For now, those with grievances at that November meeting have won. In early January, SCAQMD announced it was abandoning its plans to extend RECLAIM to VOCs.

Business lobbying bureaucrats? Looks more like politics than markets. But this jockeying for advantage is a necessary prelude to any venture into "market" solutions to air pollution problems. Despite years of experience, no one's figured out how to take the politics out of the market in pollution allowance trading.

It wasn't supposed to be that way. Since the federal Clean Air Act of 1970 was passed (as much because of polluting industries' desire to make an end run around state regulation as from growing environmental consciousness), air-quality control mostly has worked through "command-and-control"--government telling polluters how to do things as well as what to do. Command-and-control has large bureaucratic costs, can stifle innovations, and doesn't encourage anyone to do any better than the law demands.

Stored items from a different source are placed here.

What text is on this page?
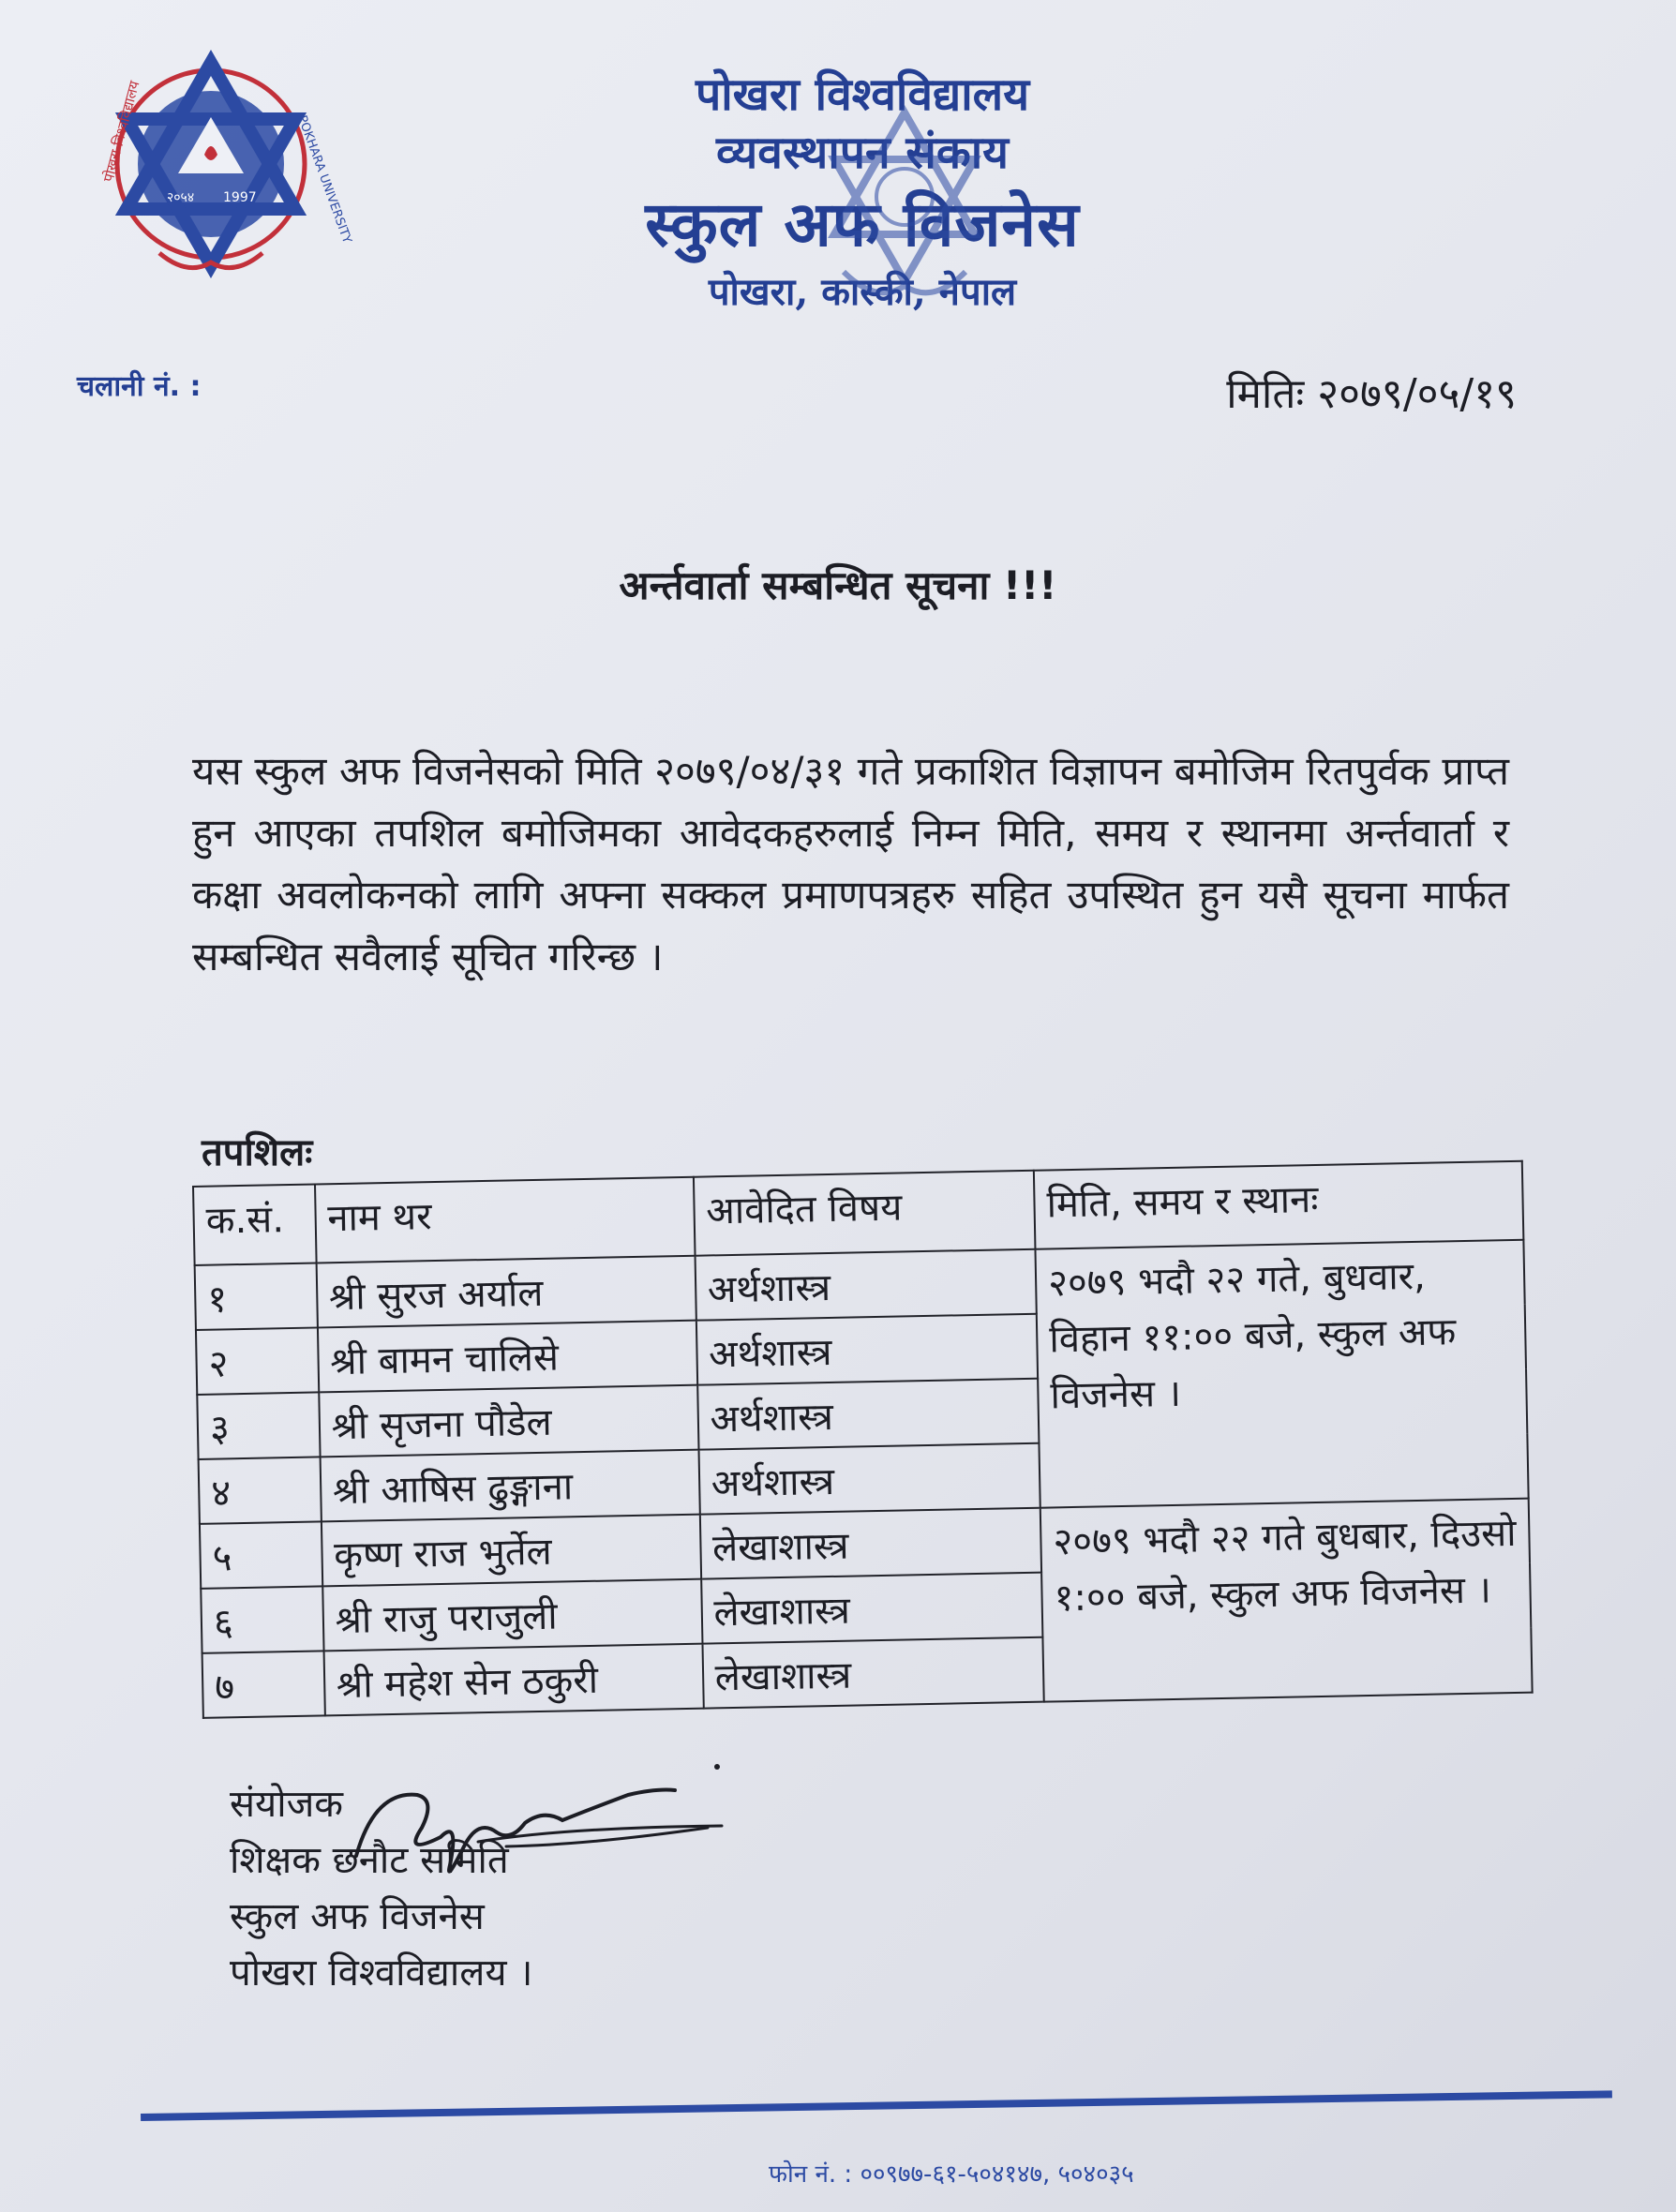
पोखरा विश्वविद्यालय	POKHARA UNIVERSITY
२०५४ 1997
पोखरा विश्वविद्यालय
व्यवस्थापन संकाय
स्कुल अफ विजनेस
पोखरा, कास्की, नेपाल
चलानी नं. :	मितिः २०७९/०५/१९
अर्न्तवार्ता सम्बन्धित सूचना !!!
यस स्कुल अफ विजनेसको मिति २०७९/०४/३१ गते प्रकाशित विज्ञापन बमोजिम रितपुर्वक प्राप्त हुन आएका तपशिल बमोजिमका आवेदकहरुलाई निम्न मिति, समय र स्थानमा अर्न्तवार्ता र कक्षा अवलोकनको लागि अफ्ना सक्कल प्रमाणपत्रहरु सहित उपस्थित हुन यसै सूचना मार्फत सम्बन्धित सवैलाई सूचित गरिन्छ ।
तपशिलः
क.सं.	नाम थर	आवेदित विषय	मिति, समय र स्थानः
१	श्री सुरज अर्याल	अर्थशास्त्र	२०७९ भदौ २२ गते, बुधवार, विहान ११:०० बजे, स्कुल अफ विजनेस ।
२	श्री बामन चालिसे	अर्थशास्त्र	
३	श्री सृजना पौडेल	अर्थशास्त्र	
४	श्री आषिस ढुङ्गाना	अर्थशास्त्र	
५	कृष्ण राज भुर्तेल	लेखाशास्त्र	२०७९ भदौ २२ गते बुधबार, दिउसो १:०० बजे, स्कुल अफ विजनेस ।
६	श्री राजु पराजुली	लेखाशास्त्र	
७	श्री महेश सेन ठकुरी	लेखाशास्त्र	
संयोजक
शिक्षक छनौट समिति
स्कुल अफ विजनेस
पोखरा विश्वविद्यालय ।
फोन नं. : ००९७७-६१-५०४१४७, ५०४०३५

Efficiency-minded economists had been toying for years with what might be a better way: pollution-rights markets. Instead of ordering how, the government could just command how much and allow businesses to cut compliance costs--and potentially to profit--by trading licenses to pollute. Those ivory tower ideas have gotten some trial runs in the real world. The Environmental Protection Agency allowed trading in lead credits while phasing out lead from gasoline in the '80s. The EPA also allowed small-scale trading of emission rights for an assortment of pollutants--including sulfur dioxide, carbon monoxide, and nitrogen oxides--beginning in the mid-'70s. Because of the complicated bureaucratic nature of the program, those markets showed little life. Economist Robert Hahn, now of the American Enterprise Institute, concluded that the early programs caused negligible additional harm to the environment while still saving billions of dollars in total permitting and emission-control costs.

Emission-rights trading scored its biggest national success when Title IV of the Clean Air Act Amendments of 1990 created the largest-ever national pollution market. The market was among electric utilities, and the commodity was sulfur dioxide--targeted for its alleged role in causing acid rain.